Failure to Provide Adequate ADL Assistance for Personal Hygiene
Penalty
Summary
The facility failed to provide necessary assistance with activities of daily living (ADLs) to maintain personal hygiene for one resident who was dependent on staff for care. Facility policy on ADLs, revised March 2018, stated that residents unable to carry out ADLs independently would receive services necessary to maintain good grooming and personal and oral hygiene. Record review showed the resident was admitted with heart failure, chronic kidney disease, and hypertension, had a BIMS score of 12 indicating moderate cognitive impairment, was always incontinent of bowel and bladder, and required substantial/maximal assistance for personal hygiene and was dependent for toilet hygiene. A complainant reported that the resident had expressed difficulty getting staff to provide assistance with ADLs. During an observation and interview with the resident, accompanied by an LPN, the resident reported ongoing difficulty obtaining assistance with ADLs.
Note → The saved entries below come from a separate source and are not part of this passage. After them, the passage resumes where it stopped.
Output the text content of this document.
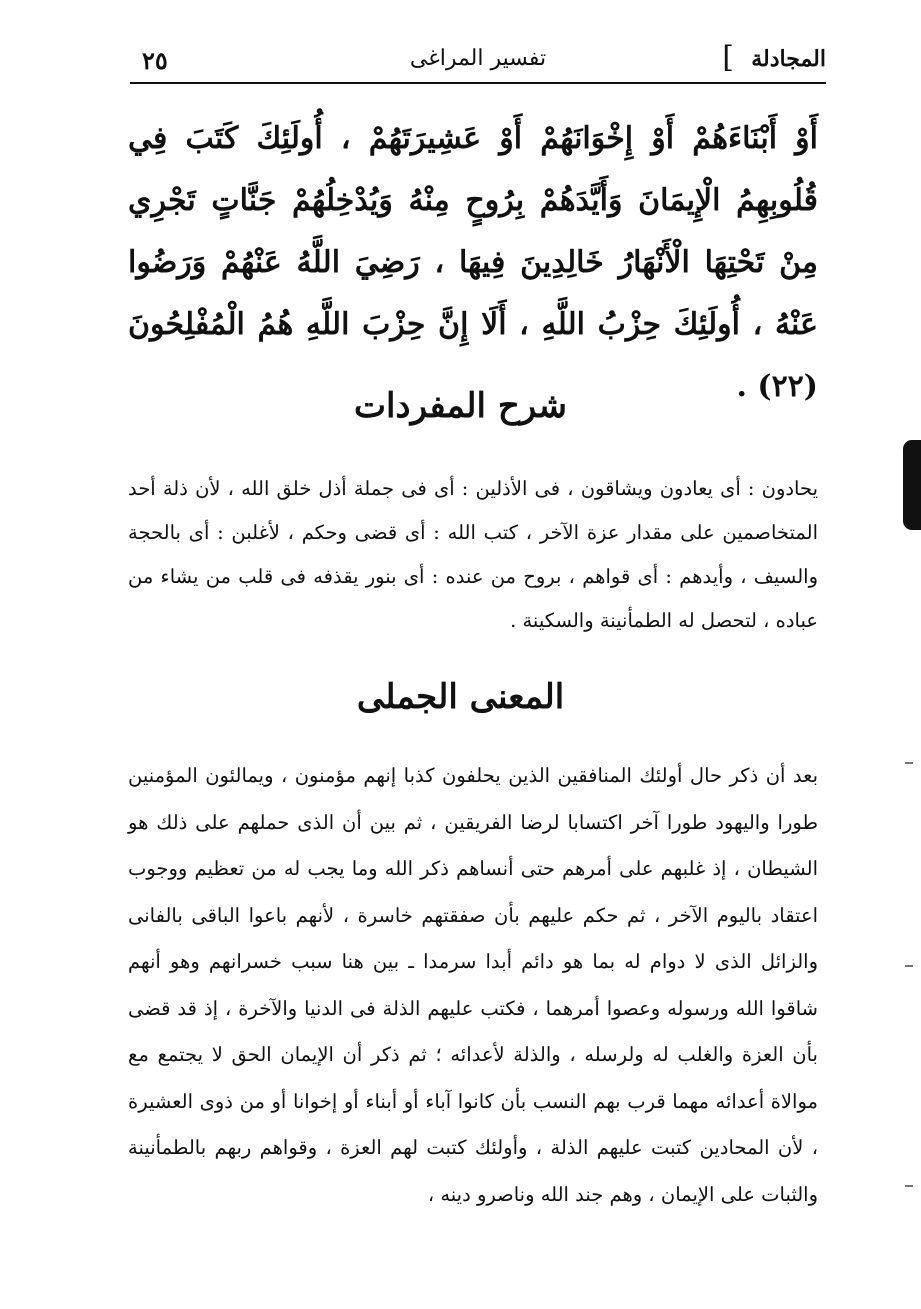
المجادلة
]
تفسير المراغى
٢٥
أَوْ أَبْنَاءَهُمْ أَوْ إِخْوَانَهُمْ أَوْ عَشِيرَتَهُمْ ، أُولَئِكَ كَتَبَ فِي قُلُوبِهِمُ الْإِيمَانَ وَأَيَّدَهُمْ بِرُوحٍ مِنْهُ وَيُدْخِلُهُمْ جَنَّاتٍ تَجْرِي مِنْ تَحْتِهَا الْأَنْهَارُ خَالِدِينَ فِيهَا ، رَضِيَ اللَّهُ عَنْهُمْ وَرَضُوا عَنْهُ ، أُولَئِكَ حِزْبُ اللَّهِ ، أَلَا إِنَّ حِزْبَ اللَّهِ هُمُ الْمُفْلِحُونَ (٢٢) .
شرح المفردات
يحادون : أى يعادون ويشاقون ، فى الأذلين : أى فى جملة أذل خلق الله ، لأن ذلة أحد المتخاصمين على مقدار عزة الآخر ، كتب الله : أى قضى وحكم ، لأغلبن : أى بالحجة والسيف ، وأيدهم : أى قواهم ، بروح من عنده : أى بنور يقذفه فى قلب من يشاء من عباده ، لتحصل له الطمأنينة والسكينة .
المعنى الجملى
بعد أن ذكر حال أولئك المنافقين الذين يحلفون كذبا إنهم مؤمنون ، ويمالئون المؤمنين طورا واليهود طورا آخر اكتسابا لرضا الفريقين ، ثم بين أن الذى حملهم على ذلك هو الشيطان ، إذ غلبهم على أمرهم حتى أنساهم ذكر الله وما يجب له من تعظيم ووجوب اعتقاد باليوم الآخر ، ثم حكم عليهم بأن صفقتهم خاسرة ، لأنهم باعوا الباقى بالفانى والزائل الذى لا دوام له بما هو دائم أبدا سرمدا ـ بين هنا سبب خسرانهم وهو أنهم شاقوا الله ورسوله وعصوا أمرهما ، فكتب عليهم الذلة فى الدنيا والآخرة ، إذ قد قضى بأن العزة والغلب له ولرسله ، والذلة لأعدائه ؛ ثم ذكر أن الإيمان الحق لا يجتمع مع موالاة أعدائه مهما قرب بهم النسب بأن كانوا آباء أو أبناء أو إخوانا أو من ذوى العشيرة ، لأن المحادين كتبت عليهم الذلة ، وأولئك كتبت لهم العزة ، وقواهم ربهم بالطمأنينة والثبات على الإيمان ، وهم جند الله وناصرو دينه ،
The surveyor observed that the resident had ten long, dirty fingernails protruding 3.0 to 3.5 millimeters past the fingertips, with a black substance beneath all fingernails; the resident stated they needed cleaning and cutting and were too long. The LPN described the fingernails as too long and dirty, confirmed that nursing staff were responsible for checking fingernails daily during care and weekly during body audits, and acknowledged that staff were responsible for providing fingernail care as part of ADLs. The LPN also confirmed that long, dirty, unkempt fingernails had the potential to cause damage or scratches to the resident’s skin. The DON stated she was not aware of any complaints from the resident but confirmed her expectation that ADLs for residents dependent on staff for personal hygiene would be maintained and provided as needed, and that licensed nurses trimmed fingernails for some residents while any nursing staff could clean under fingernails. The Administrator confirmed that personal hygiene and grooming were part of resident ADLs and were expected to be provided for all dependent residents.